Conversely, a sculpture by Peter Downsbrough (American, b. 1940) articulates space much like a drawn line, calling attention to subtle shifts in its surrounding environment as it remains unchanged. Two Poles (1974) is comprised of two opposing slim wood poles inserted into an architectural setting. Since the 1970s, Downsbrough’s modestly formed sculptures have reframed the viewer’s perception of space and relationship to an artwork in such a space. In parallel with his sculptural works, the artist has also created artists’ books and drawings that provide a more discrete frame for his interventions. In addition to the four drawings and the sculpture on view in the gallery, Downsbrough’s work, Two Pipes (1972), has been installed in The Abby Aldrich Rockefeller Sculpture Garden.

The work of Charles Gaines (American, b. 1944) often merges issues of cultural identity, race, and social justice, as exemplified in his two-part work Manifestos 2 (2013). Four large graphite drawings present musical scores, each translated from historic texts of revolutionary manifestos— including text from “An Indigenous Manifesto” (1999) by Canadian activist and educator Taiaoale Alfred, addressing the history and future of indigenous peoples; Malcom X’s last public speech in 1965, in which he preaches for harmony among religions; Raul Alcaraz and Daniel Carrillo’s “Indocumentalismo” (2010), which calls for rights for undocumented individuals; and the “Declaration on the Rights of Women,” written by Olympe De Gouges in 1791, championing equality among the sexes. Gaines has created an operatic performance for each of the scores—using each letter’s corresponding musical note and the spaces as musical pauses—which play on accompanying video monitors. As the manifestos act individually and together, Gaines considers the multiplicity of identity and the ways in which the activist content of these texts become—sonically, emotionally, and intellectually—complicated by the affect of music.

With the two-channel video work Sense and Sense (2010), Emily Roysdon (American, b. 1977) considers the ways in which political movements are represented within a broader interpretation of choreography as organized movement. For this work, Roysdon collaborated with performance artist MPA, whose own work examines the personal and political implications of the body in space. MPA walks on her side in a 90-degree variation on the everyday gesture, her body pressed to the ground, through the Sergels torg pedestrian plaza, Stockholm’s buzzing central square and the site of countless political demonstrations. MPA’s physical struggle to appear upright recalls the illusion of free speech and movement embedded in the site and emphasized through its formal abstraction.
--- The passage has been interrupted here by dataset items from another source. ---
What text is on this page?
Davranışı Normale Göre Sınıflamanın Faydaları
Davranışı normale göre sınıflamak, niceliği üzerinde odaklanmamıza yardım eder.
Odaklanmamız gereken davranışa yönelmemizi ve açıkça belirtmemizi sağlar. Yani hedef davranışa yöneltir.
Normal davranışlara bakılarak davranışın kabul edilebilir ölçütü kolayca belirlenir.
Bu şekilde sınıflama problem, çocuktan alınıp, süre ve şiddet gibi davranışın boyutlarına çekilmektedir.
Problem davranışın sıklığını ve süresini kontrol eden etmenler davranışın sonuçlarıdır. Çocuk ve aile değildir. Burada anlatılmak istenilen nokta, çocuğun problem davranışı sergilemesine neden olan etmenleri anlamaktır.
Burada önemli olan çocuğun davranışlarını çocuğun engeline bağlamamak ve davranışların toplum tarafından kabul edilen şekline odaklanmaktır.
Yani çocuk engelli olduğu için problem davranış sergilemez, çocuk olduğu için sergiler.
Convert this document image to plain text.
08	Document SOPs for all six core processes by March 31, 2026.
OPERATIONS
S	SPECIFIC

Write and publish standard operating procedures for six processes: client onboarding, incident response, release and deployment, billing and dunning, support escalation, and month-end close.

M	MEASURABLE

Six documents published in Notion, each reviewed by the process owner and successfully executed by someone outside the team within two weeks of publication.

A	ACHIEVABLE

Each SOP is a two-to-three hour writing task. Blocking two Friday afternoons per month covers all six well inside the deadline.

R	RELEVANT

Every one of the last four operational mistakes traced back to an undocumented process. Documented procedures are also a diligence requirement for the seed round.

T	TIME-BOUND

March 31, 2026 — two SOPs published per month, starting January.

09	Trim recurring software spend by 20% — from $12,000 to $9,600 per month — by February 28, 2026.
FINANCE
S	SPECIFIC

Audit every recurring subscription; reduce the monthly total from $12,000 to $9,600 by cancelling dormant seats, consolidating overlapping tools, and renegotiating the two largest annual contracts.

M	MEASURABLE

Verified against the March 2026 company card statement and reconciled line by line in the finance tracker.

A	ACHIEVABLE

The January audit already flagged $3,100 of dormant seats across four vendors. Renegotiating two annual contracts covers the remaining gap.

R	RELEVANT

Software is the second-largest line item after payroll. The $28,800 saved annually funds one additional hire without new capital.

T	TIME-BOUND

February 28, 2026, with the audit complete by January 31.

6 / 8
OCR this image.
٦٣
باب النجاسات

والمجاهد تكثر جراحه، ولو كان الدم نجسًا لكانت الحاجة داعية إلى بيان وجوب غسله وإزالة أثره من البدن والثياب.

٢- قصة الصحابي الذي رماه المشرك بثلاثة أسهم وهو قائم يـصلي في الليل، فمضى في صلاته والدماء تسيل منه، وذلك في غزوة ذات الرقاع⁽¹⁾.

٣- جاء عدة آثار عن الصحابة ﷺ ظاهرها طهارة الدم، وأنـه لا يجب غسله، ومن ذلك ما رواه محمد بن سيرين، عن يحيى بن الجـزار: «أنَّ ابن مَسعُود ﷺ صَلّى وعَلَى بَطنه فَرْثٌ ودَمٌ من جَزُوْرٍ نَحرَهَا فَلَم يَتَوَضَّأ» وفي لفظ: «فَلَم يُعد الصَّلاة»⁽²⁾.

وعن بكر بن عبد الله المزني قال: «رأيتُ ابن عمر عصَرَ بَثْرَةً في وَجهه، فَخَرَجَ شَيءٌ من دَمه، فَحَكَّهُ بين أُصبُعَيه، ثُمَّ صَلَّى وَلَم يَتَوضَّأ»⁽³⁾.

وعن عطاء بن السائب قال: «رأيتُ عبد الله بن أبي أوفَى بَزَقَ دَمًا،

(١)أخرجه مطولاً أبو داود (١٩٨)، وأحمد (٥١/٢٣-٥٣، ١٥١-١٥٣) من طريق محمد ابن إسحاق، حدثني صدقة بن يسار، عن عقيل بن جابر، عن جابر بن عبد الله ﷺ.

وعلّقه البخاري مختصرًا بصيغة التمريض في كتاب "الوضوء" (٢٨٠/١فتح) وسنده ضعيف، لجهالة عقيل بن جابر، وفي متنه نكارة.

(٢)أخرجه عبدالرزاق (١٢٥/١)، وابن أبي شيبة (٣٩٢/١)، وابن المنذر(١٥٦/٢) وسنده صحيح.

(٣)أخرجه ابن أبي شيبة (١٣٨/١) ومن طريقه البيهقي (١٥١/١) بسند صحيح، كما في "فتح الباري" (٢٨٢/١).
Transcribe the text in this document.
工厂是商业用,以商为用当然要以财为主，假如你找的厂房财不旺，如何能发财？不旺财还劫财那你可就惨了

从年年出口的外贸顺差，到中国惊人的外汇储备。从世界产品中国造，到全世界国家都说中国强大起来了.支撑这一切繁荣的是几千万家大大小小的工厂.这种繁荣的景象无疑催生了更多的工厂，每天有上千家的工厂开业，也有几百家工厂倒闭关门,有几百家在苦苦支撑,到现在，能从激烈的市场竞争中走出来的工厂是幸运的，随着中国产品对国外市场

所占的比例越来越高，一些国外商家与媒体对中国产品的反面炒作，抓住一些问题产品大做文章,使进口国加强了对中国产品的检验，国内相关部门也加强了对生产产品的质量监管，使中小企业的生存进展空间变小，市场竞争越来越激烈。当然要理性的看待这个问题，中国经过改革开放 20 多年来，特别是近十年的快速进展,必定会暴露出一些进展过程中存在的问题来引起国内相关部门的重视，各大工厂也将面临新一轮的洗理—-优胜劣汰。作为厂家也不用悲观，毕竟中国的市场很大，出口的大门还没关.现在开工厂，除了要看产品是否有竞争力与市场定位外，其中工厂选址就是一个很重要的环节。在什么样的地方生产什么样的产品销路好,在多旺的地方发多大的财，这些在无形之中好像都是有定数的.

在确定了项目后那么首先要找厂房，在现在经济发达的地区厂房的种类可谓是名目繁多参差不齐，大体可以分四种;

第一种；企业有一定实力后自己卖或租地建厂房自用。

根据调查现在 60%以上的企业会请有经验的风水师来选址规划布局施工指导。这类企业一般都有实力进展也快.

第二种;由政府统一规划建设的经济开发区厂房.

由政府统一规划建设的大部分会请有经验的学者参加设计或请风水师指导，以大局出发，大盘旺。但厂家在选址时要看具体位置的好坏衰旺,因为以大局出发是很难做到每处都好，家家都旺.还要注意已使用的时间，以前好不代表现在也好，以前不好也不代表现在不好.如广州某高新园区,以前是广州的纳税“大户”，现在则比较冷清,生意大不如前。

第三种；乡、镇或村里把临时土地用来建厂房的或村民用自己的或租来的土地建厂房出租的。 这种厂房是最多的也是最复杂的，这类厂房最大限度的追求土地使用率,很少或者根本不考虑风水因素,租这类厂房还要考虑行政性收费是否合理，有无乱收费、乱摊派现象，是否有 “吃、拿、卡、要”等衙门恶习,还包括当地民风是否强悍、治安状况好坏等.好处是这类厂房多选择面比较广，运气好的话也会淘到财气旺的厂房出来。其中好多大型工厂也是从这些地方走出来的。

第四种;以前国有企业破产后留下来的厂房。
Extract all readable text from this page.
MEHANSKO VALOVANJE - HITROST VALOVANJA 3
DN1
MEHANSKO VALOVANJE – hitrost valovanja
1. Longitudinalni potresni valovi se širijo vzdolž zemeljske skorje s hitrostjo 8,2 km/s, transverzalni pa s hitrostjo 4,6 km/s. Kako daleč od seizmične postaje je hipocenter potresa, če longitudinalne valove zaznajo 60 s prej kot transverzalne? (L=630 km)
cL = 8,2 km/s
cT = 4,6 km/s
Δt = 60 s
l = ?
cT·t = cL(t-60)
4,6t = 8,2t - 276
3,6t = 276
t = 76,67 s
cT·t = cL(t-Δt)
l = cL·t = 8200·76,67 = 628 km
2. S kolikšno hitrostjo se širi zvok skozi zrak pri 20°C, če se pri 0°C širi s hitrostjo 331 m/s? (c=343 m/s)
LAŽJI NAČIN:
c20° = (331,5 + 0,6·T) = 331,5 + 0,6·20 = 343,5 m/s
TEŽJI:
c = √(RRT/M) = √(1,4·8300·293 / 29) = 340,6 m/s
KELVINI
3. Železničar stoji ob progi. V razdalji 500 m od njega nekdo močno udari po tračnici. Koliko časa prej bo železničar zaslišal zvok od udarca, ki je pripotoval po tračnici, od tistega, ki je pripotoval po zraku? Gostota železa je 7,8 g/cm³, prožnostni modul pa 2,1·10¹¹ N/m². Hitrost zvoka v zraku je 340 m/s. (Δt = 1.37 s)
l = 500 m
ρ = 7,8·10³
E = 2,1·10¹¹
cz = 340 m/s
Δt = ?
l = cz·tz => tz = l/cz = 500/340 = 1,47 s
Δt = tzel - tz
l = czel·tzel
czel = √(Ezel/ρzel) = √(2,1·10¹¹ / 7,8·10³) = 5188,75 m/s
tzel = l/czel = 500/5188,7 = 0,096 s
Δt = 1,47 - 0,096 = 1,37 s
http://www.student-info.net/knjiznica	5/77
Further, the everyday movement of passersby is related to traces of theoretical or political movements galvanized there.

Since 1977 Matt Mullican (American, b. 1951) has used hypnosis in his artistic process, which he considers a conceptual strategy for breaking patterns of everyday life in order to expose the underlying structures of his subconscious. Working in this altered state, Mullican becomes that person, an ageless, sexless being that is a passenger inhabiting his body. In performance-like fugues, that person crafts artworks while talking to himself through a haze of hypnotically induced intoxications or psychosis. Untitled (Learning from That Person’s Work: Room 1) (2005) is a large-scale manifestation of such a work. This disorienting, maze-like installation is crafted in 12 parts, in which bed sheets, each covered with nine collaged ink-on-paper drawings, become interior walls between which the viewer traverses. An accompanying video component adds dimension, and Mullican’s voice, to the installation.

While living in New York City from 1966 to 1968, Hanne Darboven (German, 1941–2009) developed a painstakingly organized iconography of systems of choreographed lines, producing a rhythmic cadence which is visible in this untitled work from around 1972. Darboven worked in near isolation during her time in New York, but did befriend fellow artist Sol LeWitt, with whom her work shares an intellectual and formal relationship. Both artists dealt with the manipulation of systems as a visual style.